Our first night in Rome, we decided to check out the night scene. We read a travel guide and asked our dorm’s security guard for tips on the clubs. I was dressed in a black lycra skirt and a sheer muslin shirt. After a subway ride, two bus transfers and a seven-block walk, we were standing outside Supper Club.
Not even 10 minutes after entering, a handsome Italian started hitting on us. Normally, when a handsome man in a Dolce & Gabbana shirt is winking at you, it’s a good sign that he will pay for all your drinks. But he didn’t want to pay for our drinks: He wanted to marry us. And because I said no, he wanted to marry my friend. He told my friend, “I am your Tarzan, you are my Jane, and we are made for each other.” Sure.
She laughed hysterically. Unaware of our delight, Tarzan ran to the other girls in our group and serenaded them all with the same dialogue. Effortlessly, all seven of us got the same Tarzan-Jane line.
This was fun though. In India, guys are too shy to ask you out. In America, they are too broke to pay for your drinks – but here, a step ahead, they want to marry you. How quick is that?
A few weeks later, on the subway to school, an old man asked if I was Indian. I smiled and said “Yes.” Apparently, that was enough for 65-year-old Paolo to ask me to cook an Indian dinner for him. He told me his family was in Genoa and that he went back every weekend. He slyly asked if I would like to see his apartment.
His audacity stunned me. It took me an entire month to convince my Mom I was only going to Italy, not communist Russia. If she found out about my newly acquired men-attracting skills, she’d raise hell and blame my dad for “letting me go out of hand.” I quietly smiled and got off at the next stop.
Toward the end of my semester, I made up my mind about Italian men. The last day in Rome, I was walking back to my dorm from the Vatican at around 11:30 p.m. and saw a drunk American staggering on the road. He was new to Rome and had too much to drink. He had forgotten the way to his hotel.

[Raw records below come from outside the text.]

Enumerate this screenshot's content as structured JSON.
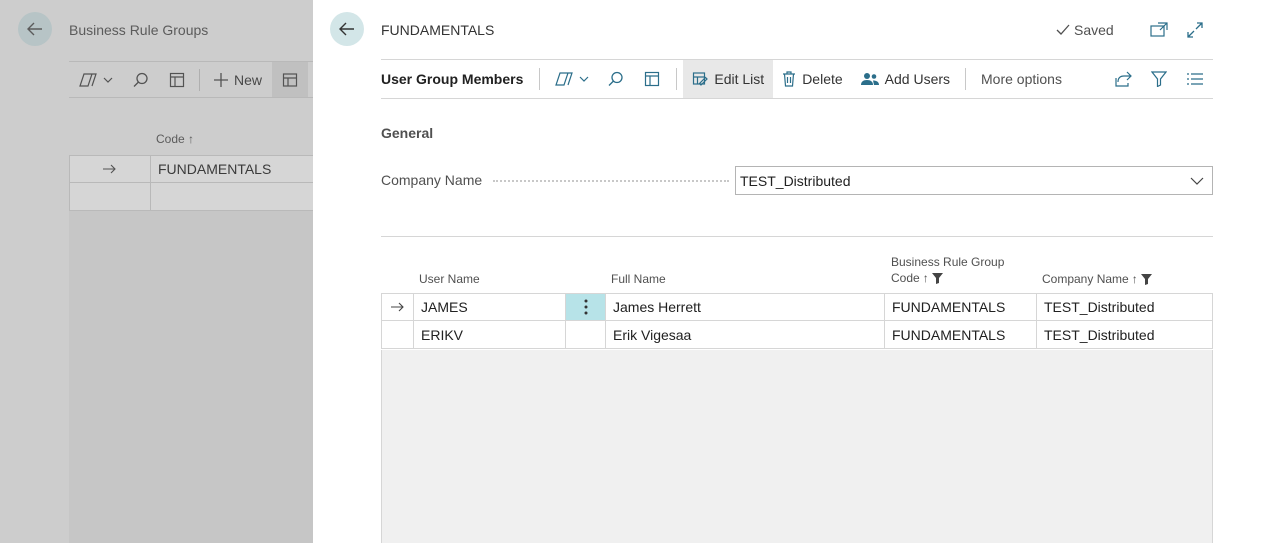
{
  "background_page": {
    "title": "Business Rule Groups",
    "toolbar": {
      "new_label": "New"
    },
    "columns": {
      "code": "Code"
    },
    "rows": [
      {
        "code": "FUNDAMENTALS"
      }
    ]
  },
  "panel": {
    "title": "FUNDAMENTALS",
    "saved_label": "Saved",
    "toolbar": {
      "title": "User Group Members",
      "edit_list_label": "Edit List",
      "delete_label": "Delete",
      "add_users_label": "Add Users",
      "more_options_label": "More options"
    },
    "section": "General",
    "company_field": {
      "label": "Company Name",
      "value": "TEST_Distributed"
    },
    "columns": {
      "user_name": "User Name",
      "full_name": "Full Name",
      "brg_code_line1": "Business Rule Group",
      "brg_code_line2": "Code",
      "company_name": "Company Name"
    },
    "rows": [
      {
        "user_name": "JAMES",
        "full_name": "James Herrett",
        "brg_code": "FUNDAMENTALS",
        "company_name": "TEST_Distributed"
      },
      {
        "user_name": "ERIKV",
        "full_name": "Erik Vigesaa",
        "brg_code": "FUNDAMENTALS",
        "company_name": "TEST_Distributed"
      }
    ]
  },
  "colors": {
    "accent_light": "#d3e6e8",
    "row_menu_active": "#b7e3e8"
  }
}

He showed me his hotel keys and I recognized the hotel as the one right next to my dorm. Being too aware of Italian drivers, I was sure a rushing Vespa scooter would collide with the drunken American. So I offered to walk him to his hotel. In his slurred voice, he told me that he was a principal at an Iowa high school. He was vacationing in Italy with his wife and grandson.
And while we waited for the signal to turn green, this high school principal leaned in and groped me. Shocked beyond words, I involuntarily shoved him, crossed the road, and yelled out “I was only trying to help you, you S.O.B!” That is when I changed my opinion of Italian men.
Men, after all, are only men. Americans, Italians and Indians – they are all alike. That night I cried and ran to the gelateria, ordered a triple scoop and with tears streaming down my face. Still upset, I was tapped on the shoulder. The old Italian behind the counter was offering me his handkerchief. Smiling through my tears, I accepted it.
While it is still impossible to forgive the principal, in the back of my mind, I’m not really surprised. Coming from a culture where an older man treats a young girl like his own daughter, it is sad to think that somewhere between America and Italy, my innocence and belief in the goodness of human beings were lost. But while in Italy, every time I felt violated by a man’s wrong intentions, just being in the land that inspired love and hope would resurrect my faith in the goodness of humanity all over again.